私は10代のときにベル・フックスという超カッコいい黒人作家に出会った。彼女は「フェミニズムはみんなのもの」と言い切っていた。フェミニズムとは「ジェンダーによる差別や抑圧をなくそうとする運動のこと」なのだから、だれだって当事者だ。とうぜん男だってフェミニストになれる。彼女の書いているものを読んだとき、あ、そうなんだと思ってパッと明るくなった。

女だからといって性差別的でないとは限らない。この社会に生きているだれもが性別で人を決めつけるし、セクハラだってできる。それに「女たち」とひとくちにいってもいろいろだ。「女たちの運動」の中では、しばしば性的少数者や有色人種や労働者階級の人々の声は抜け落ちてきた。かつて「女たちを家に閉じ込めるな。仕事をよこせ」と一部の白人女性が声を上げていたとき、黒人女性や労働者階級の白人女性たちはとっくの昔から汗水たらして働いていたので、彼女たちは声をあげざるをえなかった。私は女じゃないの?

そんなわけで、フェミニズムとは「女vs男」という単純な図式では語れない。性差別の問題について話すときに、ときおり反発が出てくるのは、単に男たちが既得権益を守りたいからだけではなくて、このような単純図式に無理があるからだとも思う。

……と、ここまで書かないと、私は「自分がフェミニストだ」とビビって言えない。私がトランスジェンダー男性で女体に生まれた故に、自分はフェミニストだというと、単に「女の味方をしている」と誤解されることが多いのだ。やっぱり女だ、と思われても困る。おれはだれの肩入れもしないっつーの。ジェンダーの問題を主体的に考えたいだけです。

この連載でフェミニズムのことを扱おうと思ったのは、私が関わっているLGBTの社会運動の中に、フェミニズムの視点がもう少しあったらいいのに、と考えたから。この数年の間に、LGBTの話題は一挙に注目を浴びるようになった。LGBTバブルと称されることもある。

「人の顔が一人ひとりちがうように、人の性のあり方も一人ひとりちがう。
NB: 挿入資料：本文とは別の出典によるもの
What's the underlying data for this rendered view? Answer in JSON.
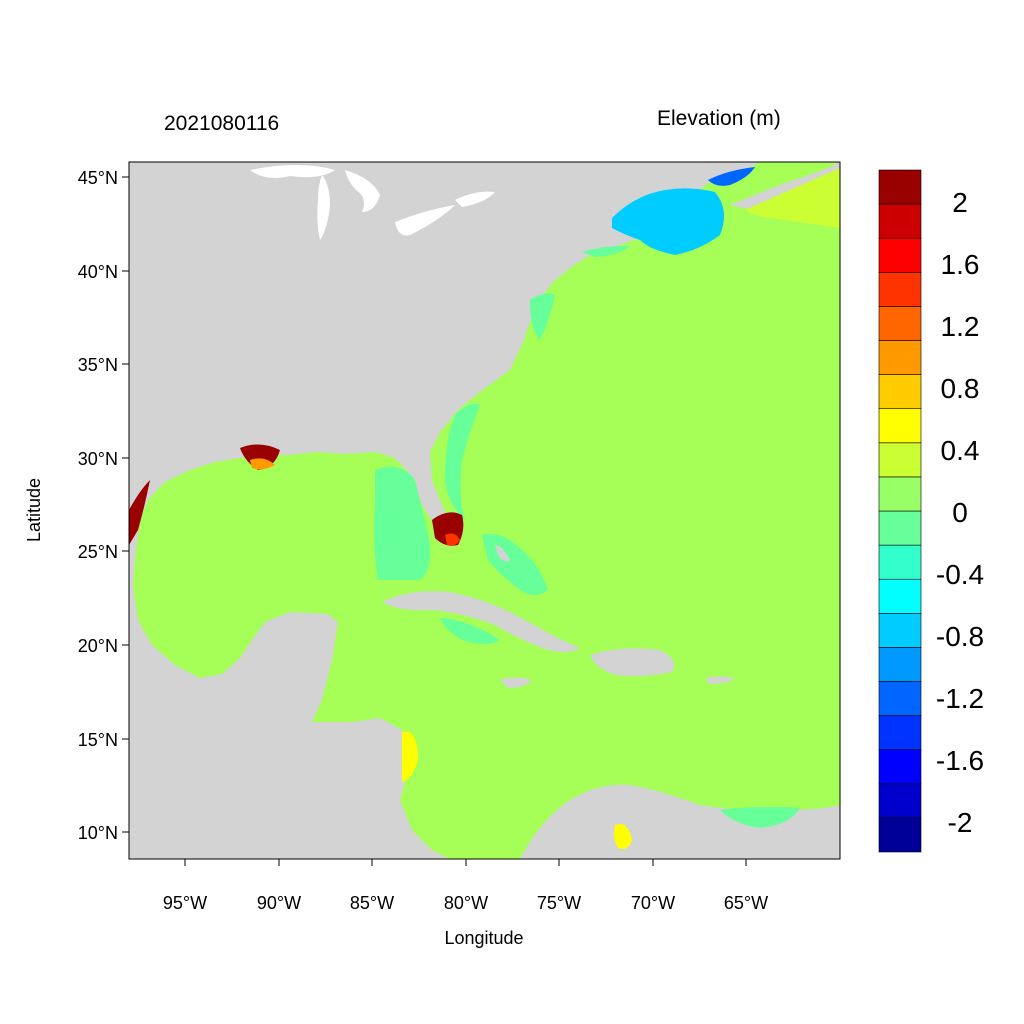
{
  "map": {
    "title_left": "2021080116",
    "title_right": "Elevation (m)",
    "xlabel": "Longitude",
    "ylabel": "Latitude",
    "x_ticks": [
      "95°W",
      "90°W",
      "85°W",
      "80°W",
      "75°W",
      "70°W",
      "65°W"
    ],
    "y_ticks": [
      "45°N",
      "40°N",
      "35°N",
      "30°N",
      "25°N",
      "20°N",
      "15°N",
      "10°N"
    ],
    "lon_range": [
      -98,
      -60
    ],
    "lat_range": [
      8.5,
      46
    ]
  },
  "colorbar": {
    "labels": [
      "2",
      "1.6",
      "1.2",
      "0.8",
      "0.4",
      "0",
      "-0.4",
      "-0.8",
      "-1.2",
      "-1.6",
      "-2"
    ],
    "colors": [
      "#000099",
      "#0000cc",
      "#0000ff",
      "#0033ff",
      "#0066ff",
      "#0099ff",
      "#00ccff",
      "#00ffff",
      "#33ffcc",
      "#66ff99",
      "#99ff66",
      "#ccff33",
      "#ffff00",
      "#ffcc00",
      "#ff9900",
      "#ff6600",
      "#ff3300",
      "#ff0000",
      "#cc0000",
      "#990000"
    ]
  },
  "colors": {
    "land": "#d3d3d3",
    "water_zero": "#a5ff57",
    "water_neg_small": "#66ff99",
    "water_pos_small": "#ccff33"
  }
}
同性が好きでも、出生時の性別に馴染めなくても、だれもが自分らしく生きる権利がある」――これがLGBT運動の根底に流れるメッセージだ。講演会や新聞の見出しには「だれもが自分らしく」という文字が踊るし、このようなLGBT運動に癒されているいわゆる非当事者の人も多い。

しかし、考えてみれば、今この社会で、いったいだれが「自分らしく」生きられているのだろう。少数派の人間について「自分らしく」というフレーズを与えるより前に、ジェンダーギャップ指数が世界的に低いニッポン社会では、みんな自分ごととしてのジェンダー問題について考えたほうがいいんじゃないか、と心配にもなるのだ。

当然ながら、LGBTの中には女性や男性がいる。ある地方都市に暮らすレズビアンは、この街では性的指向よりも40代にもなって独身であることこそが問題だという。彼女には食えなくて結婚した仲間がいる。

いっぽうでマーケティングの世界にはLGBT市場という言葉もある。ゲイの一部には子どもがおらず可処分所得の高い男性たちがいるため、リベラルでフレンドリーな企業イメージや商品を売ることで顧客獲得につながる。LGBT運動の中でも、ほっておくと男性の声ばかりが大きくなる場面がある。

LGBTをとりまく社会問題に、フェミニズムの補助線を引いてみよう。自分らしく、という素晴らしいけど、まぶしくて輪郭のぼやけてしまうフレーズではなくて、私たちが「女子力」だの「草食男子が増えて困る」だのと会話している地べたの、今ここで。そうして初めて、私たち一人ひとりが尊重される社会について話し合えるのではないだろうか。夫婦別姓もできない社会で、同性婚は難しいと思うし、ね。